Is there anyway to do something like this?
(correct pointer datatype) returnPointer(void* ptr, int depth)
{
if(depth == 8)
return (uint8*)ptr;
No; you can't do that in C++. The correct answer is to return void *.
Think about it from the opposite side of the call -- and from the compiler point of view at that:
How would the compiler be able to verify if the return value is used correctly (like assigned to a variable of the proper type, for example), if it cannot possibly know which of the three return types will be returned?
At that point, the notion of assigning "one of multiple types" to the return value becomes meaningless. The return type of a function has no other purpose in life than to make it possible for the compiler to do it's job; the compiler needs "one" type to be able to do type checking. Since you don't know which one it is until runtime, the compiler can't do the type checking for you.

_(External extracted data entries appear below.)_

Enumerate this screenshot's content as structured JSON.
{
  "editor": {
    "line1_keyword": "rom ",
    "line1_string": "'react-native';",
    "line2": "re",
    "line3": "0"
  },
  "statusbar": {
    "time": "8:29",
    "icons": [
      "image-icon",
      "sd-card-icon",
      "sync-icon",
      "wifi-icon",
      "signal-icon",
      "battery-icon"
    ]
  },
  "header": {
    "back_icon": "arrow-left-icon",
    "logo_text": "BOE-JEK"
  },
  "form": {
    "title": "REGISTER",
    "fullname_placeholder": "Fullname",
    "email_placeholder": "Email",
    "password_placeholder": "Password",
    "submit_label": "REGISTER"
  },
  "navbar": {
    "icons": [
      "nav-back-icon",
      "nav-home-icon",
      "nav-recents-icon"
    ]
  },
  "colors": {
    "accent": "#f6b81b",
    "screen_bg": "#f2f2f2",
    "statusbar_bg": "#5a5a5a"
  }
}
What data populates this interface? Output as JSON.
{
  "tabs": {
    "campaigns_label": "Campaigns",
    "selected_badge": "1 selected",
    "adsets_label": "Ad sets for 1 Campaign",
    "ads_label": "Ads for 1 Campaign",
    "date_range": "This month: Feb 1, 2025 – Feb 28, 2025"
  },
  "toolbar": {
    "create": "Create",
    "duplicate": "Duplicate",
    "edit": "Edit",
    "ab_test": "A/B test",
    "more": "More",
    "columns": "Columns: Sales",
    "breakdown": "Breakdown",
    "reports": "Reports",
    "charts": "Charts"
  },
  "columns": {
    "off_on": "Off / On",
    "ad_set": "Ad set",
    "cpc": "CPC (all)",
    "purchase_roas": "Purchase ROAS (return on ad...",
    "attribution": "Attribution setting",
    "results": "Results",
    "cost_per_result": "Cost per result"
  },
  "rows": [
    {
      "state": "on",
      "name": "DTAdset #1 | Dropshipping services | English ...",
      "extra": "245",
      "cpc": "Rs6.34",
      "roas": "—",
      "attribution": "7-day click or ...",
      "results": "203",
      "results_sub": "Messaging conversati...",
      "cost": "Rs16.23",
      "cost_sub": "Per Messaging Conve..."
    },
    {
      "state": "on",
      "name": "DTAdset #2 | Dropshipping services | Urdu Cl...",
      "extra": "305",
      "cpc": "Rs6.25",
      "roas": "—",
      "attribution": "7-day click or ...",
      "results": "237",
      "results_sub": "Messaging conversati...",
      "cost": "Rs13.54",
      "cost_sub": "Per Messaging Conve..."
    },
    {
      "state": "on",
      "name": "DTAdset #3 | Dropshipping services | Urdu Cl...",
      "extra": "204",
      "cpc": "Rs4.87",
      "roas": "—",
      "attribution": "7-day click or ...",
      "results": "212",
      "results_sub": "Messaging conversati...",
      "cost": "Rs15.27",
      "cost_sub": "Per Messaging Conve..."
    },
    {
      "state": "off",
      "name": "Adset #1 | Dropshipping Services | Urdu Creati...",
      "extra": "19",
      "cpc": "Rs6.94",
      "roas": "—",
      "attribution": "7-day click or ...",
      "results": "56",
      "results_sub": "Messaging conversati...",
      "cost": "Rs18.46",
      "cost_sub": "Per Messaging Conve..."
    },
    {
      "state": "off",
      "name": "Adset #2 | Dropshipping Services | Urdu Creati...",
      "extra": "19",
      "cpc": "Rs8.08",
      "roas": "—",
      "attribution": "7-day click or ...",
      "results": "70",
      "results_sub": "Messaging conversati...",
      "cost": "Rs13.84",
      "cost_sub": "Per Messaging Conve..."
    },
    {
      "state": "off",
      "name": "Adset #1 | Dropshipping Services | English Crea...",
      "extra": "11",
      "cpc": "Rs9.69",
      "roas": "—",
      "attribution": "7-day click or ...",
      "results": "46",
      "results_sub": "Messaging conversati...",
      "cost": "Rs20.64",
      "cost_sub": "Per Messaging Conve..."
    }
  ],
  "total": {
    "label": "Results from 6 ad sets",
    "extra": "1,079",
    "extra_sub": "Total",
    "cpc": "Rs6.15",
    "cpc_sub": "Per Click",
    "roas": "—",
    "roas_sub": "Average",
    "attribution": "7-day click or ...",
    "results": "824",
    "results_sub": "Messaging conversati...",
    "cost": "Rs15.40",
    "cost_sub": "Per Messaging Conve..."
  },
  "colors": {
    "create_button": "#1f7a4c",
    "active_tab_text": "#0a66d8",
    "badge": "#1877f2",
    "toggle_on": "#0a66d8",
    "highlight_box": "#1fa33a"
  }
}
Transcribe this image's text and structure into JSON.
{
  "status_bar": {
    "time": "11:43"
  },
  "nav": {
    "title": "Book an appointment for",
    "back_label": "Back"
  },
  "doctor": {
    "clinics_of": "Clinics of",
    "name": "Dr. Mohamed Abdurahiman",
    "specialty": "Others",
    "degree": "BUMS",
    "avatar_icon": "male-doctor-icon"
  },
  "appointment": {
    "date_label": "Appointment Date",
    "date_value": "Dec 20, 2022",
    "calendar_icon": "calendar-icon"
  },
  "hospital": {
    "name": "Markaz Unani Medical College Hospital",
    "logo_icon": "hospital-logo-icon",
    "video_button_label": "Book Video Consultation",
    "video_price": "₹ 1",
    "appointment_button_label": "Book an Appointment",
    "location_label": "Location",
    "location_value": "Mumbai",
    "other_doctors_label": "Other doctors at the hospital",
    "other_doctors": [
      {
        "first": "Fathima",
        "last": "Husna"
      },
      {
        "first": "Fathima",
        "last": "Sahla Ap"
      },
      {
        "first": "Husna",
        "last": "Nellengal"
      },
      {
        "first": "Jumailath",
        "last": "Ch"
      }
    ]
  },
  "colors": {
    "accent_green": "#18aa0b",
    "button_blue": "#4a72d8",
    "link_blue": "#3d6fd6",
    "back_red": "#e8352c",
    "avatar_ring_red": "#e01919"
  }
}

You have to tell the compiler to "stop trying" to match the return value to any specific pointer type -- hence, return a void *.
If your depth arguments is known at compile time, you can alternatively use a set of templates like @sth demonstrated, or use a set of separate independent functions, or use a set of related functions that call a shared implementation function and then cast the return to the proper type. Which one you chose is a mostly an aesthetic decision.
If the value of depth is not know until run-time, then you should probably return void *.
Now, I'm assuming that your actual implementation actually does something to produce the pointer other than what your sample code shows. Your sample code is not an actual function; it's more like trying to duplicate what a cast does. A cast is not a function call; it's a compiler directive to try to "make" it's operand into a specific type (exactly 'how', is a long story for another post). It's not a C++ language operation, but a compiler operation. You can't rewrite that in C++ itself.